Hopefuly, the next iteration of civilisation will do a better job of stewardship with the planet instead of being a pest.
miltondts|4 years ago
However, I think there is an even bigger blind-spot in the general population: technology. We have a level of technology such that aggression and basic necessities can be quite easily produced with few people (drones, modern agriculture etc). They are not as dependent on us as previous elites. I think they know that when they fly to New Zealand they can keep all the refugees out quite easily, while maintaining a life with as much comfort as today.
Kaibeezy|4 years ago
Aha... https://news.ycombinator.com/item?id=27723001
Santosh83|4 years ago
unknown|4 years ago
[deleted]
3327|4 years ago
In fact, mean temp of Karachi is 32 C in June - which is not Low at all.
https://www.timeanddate.com/weather/pakistan/karachi/climate
and 68% percentile high temp is 35 C.
The highest temp on record for Karachi was nearly 48 C - in 1938.
For sure 44 C is not Cool - but also not worth a Guardian article for a place that has a mean temperature of 32 and many days a year above 40 C.
From a personal note - I am writing this as I sit @ 42C and I am not dying. Heck - my laptop probably does though...
cr1895|4 years ago
https://www.cbc.ca/news/science/how-hot-is-too-hot-for-human...

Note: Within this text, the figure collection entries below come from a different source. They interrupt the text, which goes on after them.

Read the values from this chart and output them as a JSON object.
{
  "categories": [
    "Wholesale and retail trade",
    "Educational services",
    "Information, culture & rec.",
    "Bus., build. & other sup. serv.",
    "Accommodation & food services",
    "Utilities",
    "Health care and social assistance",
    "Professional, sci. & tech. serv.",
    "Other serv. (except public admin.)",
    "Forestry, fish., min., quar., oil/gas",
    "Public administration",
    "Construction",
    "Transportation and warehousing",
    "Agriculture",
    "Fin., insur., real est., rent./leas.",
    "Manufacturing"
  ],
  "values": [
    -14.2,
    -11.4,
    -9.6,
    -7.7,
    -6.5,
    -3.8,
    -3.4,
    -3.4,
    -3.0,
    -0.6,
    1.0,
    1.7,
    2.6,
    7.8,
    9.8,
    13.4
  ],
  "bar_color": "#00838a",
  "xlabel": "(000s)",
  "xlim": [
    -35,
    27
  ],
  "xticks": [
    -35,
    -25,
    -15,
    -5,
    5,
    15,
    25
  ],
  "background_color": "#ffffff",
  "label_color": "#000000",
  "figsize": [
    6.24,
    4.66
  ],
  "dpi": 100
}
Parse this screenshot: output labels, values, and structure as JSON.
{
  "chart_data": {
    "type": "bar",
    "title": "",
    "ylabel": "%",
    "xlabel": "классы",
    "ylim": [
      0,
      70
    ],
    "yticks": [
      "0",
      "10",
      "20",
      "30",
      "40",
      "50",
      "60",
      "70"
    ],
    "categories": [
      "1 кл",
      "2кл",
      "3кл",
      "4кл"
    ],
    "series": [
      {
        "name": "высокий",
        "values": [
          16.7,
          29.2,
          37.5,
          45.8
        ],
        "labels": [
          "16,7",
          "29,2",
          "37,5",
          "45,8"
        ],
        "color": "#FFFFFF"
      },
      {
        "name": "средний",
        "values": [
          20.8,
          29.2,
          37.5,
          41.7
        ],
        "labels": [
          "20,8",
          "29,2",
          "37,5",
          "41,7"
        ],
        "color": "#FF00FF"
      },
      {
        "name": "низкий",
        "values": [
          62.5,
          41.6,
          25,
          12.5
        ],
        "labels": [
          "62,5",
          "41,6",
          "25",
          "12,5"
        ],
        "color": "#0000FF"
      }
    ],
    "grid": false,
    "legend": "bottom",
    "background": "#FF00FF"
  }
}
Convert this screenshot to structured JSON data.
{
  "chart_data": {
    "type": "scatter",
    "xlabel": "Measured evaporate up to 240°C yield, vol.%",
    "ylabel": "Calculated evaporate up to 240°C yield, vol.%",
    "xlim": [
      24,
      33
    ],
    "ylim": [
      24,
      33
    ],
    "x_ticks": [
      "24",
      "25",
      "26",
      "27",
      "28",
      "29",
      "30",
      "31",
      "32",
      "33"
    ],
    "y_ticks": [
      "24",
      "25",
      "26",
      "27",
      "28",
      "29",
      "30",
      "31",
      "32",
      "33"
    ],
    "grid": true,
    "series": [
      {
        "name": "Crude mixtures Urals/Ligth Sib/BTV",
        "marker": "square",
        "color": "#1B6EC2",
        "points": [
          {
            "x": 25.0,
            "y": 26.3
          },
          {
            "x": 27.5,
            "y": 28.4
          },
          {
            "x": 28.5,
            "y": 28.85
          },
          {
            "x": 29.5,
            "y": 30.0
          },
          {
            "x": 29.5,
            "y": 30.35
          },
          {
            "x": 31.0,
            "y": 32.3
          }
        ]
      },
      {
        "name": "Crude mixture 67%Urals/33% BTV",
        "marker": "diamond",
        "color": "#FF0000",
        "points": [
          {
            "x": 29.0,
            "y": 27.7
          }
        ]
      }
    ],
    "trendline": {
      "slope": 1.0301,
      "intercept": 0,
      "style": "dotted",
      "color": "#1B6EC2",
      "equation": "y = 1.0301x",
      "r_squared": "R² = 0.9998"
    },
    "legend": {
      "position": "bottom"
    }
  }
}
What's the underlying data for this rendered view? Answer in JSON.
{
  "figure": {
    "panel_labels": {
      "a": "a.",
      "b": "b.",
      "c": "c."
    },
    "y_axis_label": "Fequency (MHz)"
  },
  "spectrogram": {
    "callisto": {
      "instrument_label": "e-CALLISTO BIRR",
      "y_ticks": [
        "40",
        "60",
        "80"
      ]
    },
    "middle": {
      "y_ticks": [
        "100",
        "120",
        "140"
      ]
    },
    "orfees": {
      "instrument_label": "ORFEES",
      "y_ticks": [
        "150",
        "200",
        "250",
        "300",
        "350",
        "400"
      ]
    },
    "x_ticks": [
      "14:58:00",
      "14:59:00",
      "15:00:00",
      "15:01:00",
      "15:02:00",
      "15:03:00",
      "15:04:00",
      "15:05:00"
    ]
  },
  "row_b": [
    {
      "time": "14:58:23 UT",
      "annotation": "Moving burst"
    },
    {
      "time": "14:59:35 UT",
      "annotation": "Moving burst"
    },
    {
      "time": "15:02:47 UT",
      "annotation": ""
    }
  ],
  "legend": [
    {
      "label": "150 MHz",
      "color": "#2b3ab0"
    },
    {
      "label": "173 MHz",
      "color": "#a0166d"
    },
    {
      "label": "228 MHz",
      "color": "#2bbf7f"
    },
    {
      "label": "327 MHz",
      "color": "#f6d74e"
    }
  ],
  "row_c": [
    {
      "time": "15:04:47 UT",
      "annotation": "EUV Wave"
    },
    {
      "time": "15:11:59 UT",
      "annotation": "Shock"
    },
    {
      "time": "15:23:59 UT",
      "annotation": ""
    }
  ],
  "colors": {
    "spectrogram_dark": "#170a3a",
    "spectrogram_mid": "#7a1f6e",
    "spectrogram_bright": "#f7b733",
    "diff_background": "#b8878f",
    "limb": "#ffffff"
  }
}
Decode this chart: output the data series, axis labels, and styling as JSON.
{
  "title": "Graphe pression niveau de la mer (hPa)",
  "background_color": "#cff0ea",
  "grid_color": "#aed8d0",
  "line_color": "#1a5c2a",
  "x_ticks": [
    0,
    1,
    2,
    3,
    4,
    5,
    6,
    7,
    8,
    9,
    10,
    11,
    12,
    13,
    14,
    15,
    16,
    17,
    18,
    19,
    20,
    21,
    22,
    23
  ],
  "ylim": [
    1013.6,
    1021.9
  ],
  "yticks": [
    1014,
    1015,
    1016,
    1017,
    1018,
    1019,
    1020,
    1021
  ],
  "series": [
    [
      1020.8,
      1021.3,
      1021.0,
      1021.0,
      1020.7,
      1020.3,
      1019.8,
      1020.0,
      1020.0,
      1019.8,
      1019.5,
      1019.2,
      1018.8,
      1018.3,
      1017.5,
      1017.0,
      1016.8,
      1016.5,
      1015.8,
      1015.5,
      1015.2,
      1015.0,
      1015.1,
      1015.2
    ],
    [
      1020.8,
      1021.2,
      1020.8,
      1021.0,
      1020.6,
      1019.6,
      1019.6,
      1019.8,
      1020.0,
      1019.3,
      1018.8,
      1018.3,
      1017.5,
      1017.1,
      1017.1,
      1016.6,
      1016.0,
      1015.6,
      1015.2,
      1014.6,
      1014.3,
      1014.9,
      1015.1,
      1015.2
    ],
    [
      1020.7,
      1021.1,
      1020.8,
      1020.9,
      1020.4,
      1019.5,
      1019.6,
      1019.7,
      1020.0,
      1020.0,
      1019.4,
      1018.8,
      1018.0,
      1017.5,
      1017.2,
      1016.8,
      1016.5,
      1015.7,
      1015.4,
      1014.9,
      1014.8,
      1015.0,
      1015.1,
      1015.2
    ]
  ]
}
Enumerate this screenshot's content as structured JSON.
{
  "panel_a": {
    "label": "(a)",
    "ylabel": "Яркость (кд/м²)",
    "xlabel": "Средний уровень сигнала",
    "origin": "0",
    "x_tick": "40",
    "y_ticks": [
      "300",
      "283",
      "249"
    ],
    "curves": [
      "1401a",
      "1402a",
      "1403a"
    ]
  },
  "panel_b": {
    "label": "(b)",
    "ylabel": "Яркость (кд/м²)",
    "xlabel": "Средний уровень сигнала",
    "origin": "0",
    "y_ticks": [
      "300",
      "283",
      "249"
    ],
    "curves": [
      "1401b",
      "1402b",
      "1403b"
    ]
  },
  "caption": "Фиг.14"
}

According to this site, there are numerous areas of Pakistan with a wet-bulb temp well north of 35C...that seems extremely dire, and should probably not be flippantly dismissed because other places are hotter.
https://meteologix.com/pk/observations/pakistan/wet-bulb-tem...
leto_ii|4 years ago
What would those more pressing issues be? Soon enough many very populated places in the world will be unlivable. Even now the reality described in the piece is shocking - 330 GBP for a month's worth of power is way more than what I pay in the Netherlands during the coldest winter months. I imagine the vast majority of Pakistanis will never be able to afford the amount of electricity needed to cool their houses down to a bearable temperature.
OJFord|4 years ago
long_time_gone|4 years ago
Where you are sitting in 42 C weather, do you still have electricity? Because that’s mostly what the article is mostly about.